Budget Issues: Budget Enforcement Compliance Report

AIMD-97-28 January 16, 1997
Full Report (PDF, 43 pages)  

Summary

As required by the Budget Enforcement Act of 1990, also known as Gramm-Rudman-Hollings, this compliance report covers budget sequestration reports issued by the Office of Management and Budget (OMB) and the Congressional Budget Office (CBO). In GAO's opinion, the OMB and CBO reports substantially complied with the act. GAO does raise three compliance issues and some implementation issues that represent questionable and inconsistent scoring practices.

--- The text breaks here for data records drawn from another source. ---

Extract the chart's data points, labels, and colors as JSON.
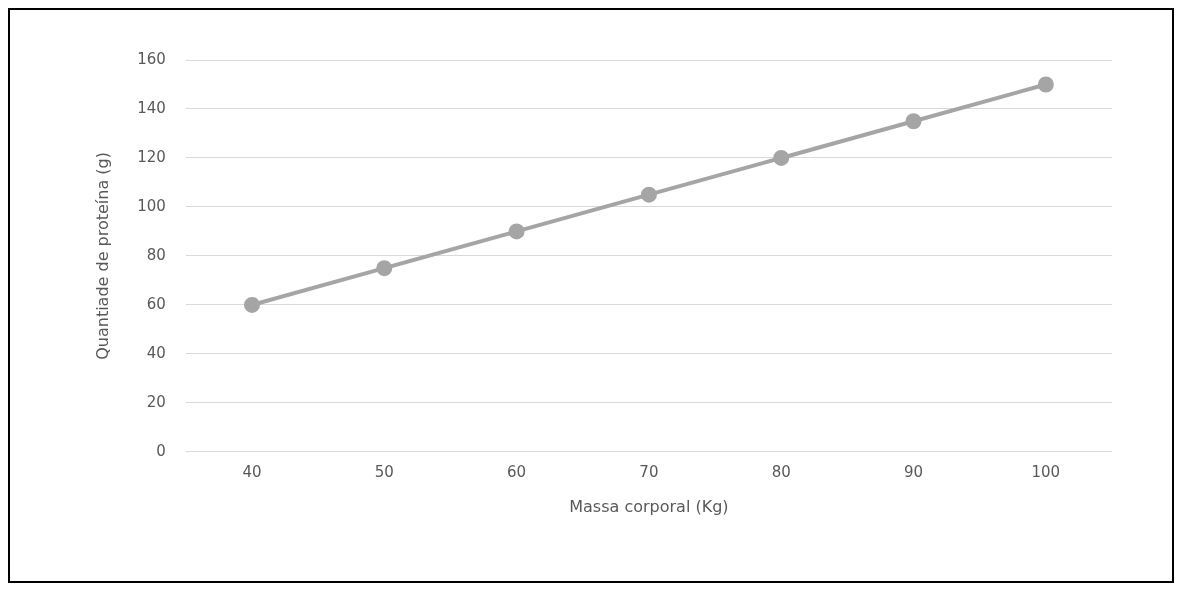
{
  "chart_data": {
    "type": "line",
    "xlabel": "Massa corporal (Kg)",
    "ylabel": "Quantiade de proteína (g)",
    "categories": [
      "40",
      "50",
      "60",
      "70",
      "80",
      "90",
      "100"
    ],
    "series": [
      {
        "color": "#a5a5a5",
        "values": [
          60,
          75,
          90,
          105,
          120,
          135,
          150
        ]
      }
    ],
    "ylim": [
      0,
      160
    ],
    "yticks": [
      0,
      20,
      40,
      60,
      80,
      100,
      120,
      140,
      160
    ],
    "grid": "y",
    "legend": false,
    "marker": "circle",
    "line_style": "solid"
  }
}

GAO found that: (1) overall, CBO and OMB substantially complied with the act; (2) three compliance issues and some implementation issues represent questionable and inconsistent scoring practices; (3) because OMB delayed the issuance of its final sequestration report so that it could include estimates of all legislation passed during the second session of the 104th Congress, it did not issue the report within 15 days of the end of the congressional session as required by section 254(a); (4) although not consistent with the law, OMB's decision to delay the report so it could be complete does not seem unreasonable to GAO, especially since the Omnibus Consolidated Appropriations Act, enacted during the 104th Congress, required that pay-as-you-go (PAYGO) balances for 1997 be set at zero; (5) OMB did not issue most of its appropriation and PAYGO scoring reports within 5 days of enactment as required by law; (6) in scoring the Personal Responsibility and Work Opportunity Reconciliation Act, OMB charged to the PAYGO scorecard an amount equal to the discretionary cap adjustment provided for in the law, as if it were direct spending, but it does not meet the definition of direct spending; (7) under longstanding practice, both OMB and CBO have included the most recent farm bill in their baselines; (8) rather than scoring the Federal Agriculture Improvement and Reform Act of 1996 (FAIR) against the most recent legislation for all years, OMB scored against the 1949 act for crop year 1996 and against the 1990 act for all other years in its baseline; (9) although OMB cited a court case as justification for its scoring of FAIR, GAO's view of that case is that it does not support OMB's position; (10) in contrast to OMB, CBO, which was also aware of the court decision, scored against the 1990 act for all years; (11) if OMB had scored FAIR as CBO did, an offset would have been required to avoid a PAYGO sequester; and (12) other implementation issues related to discretionary spending include differences in OMB and CBO treatment for adjustments to the discretionary caps and scoring estimates for appropriations actions.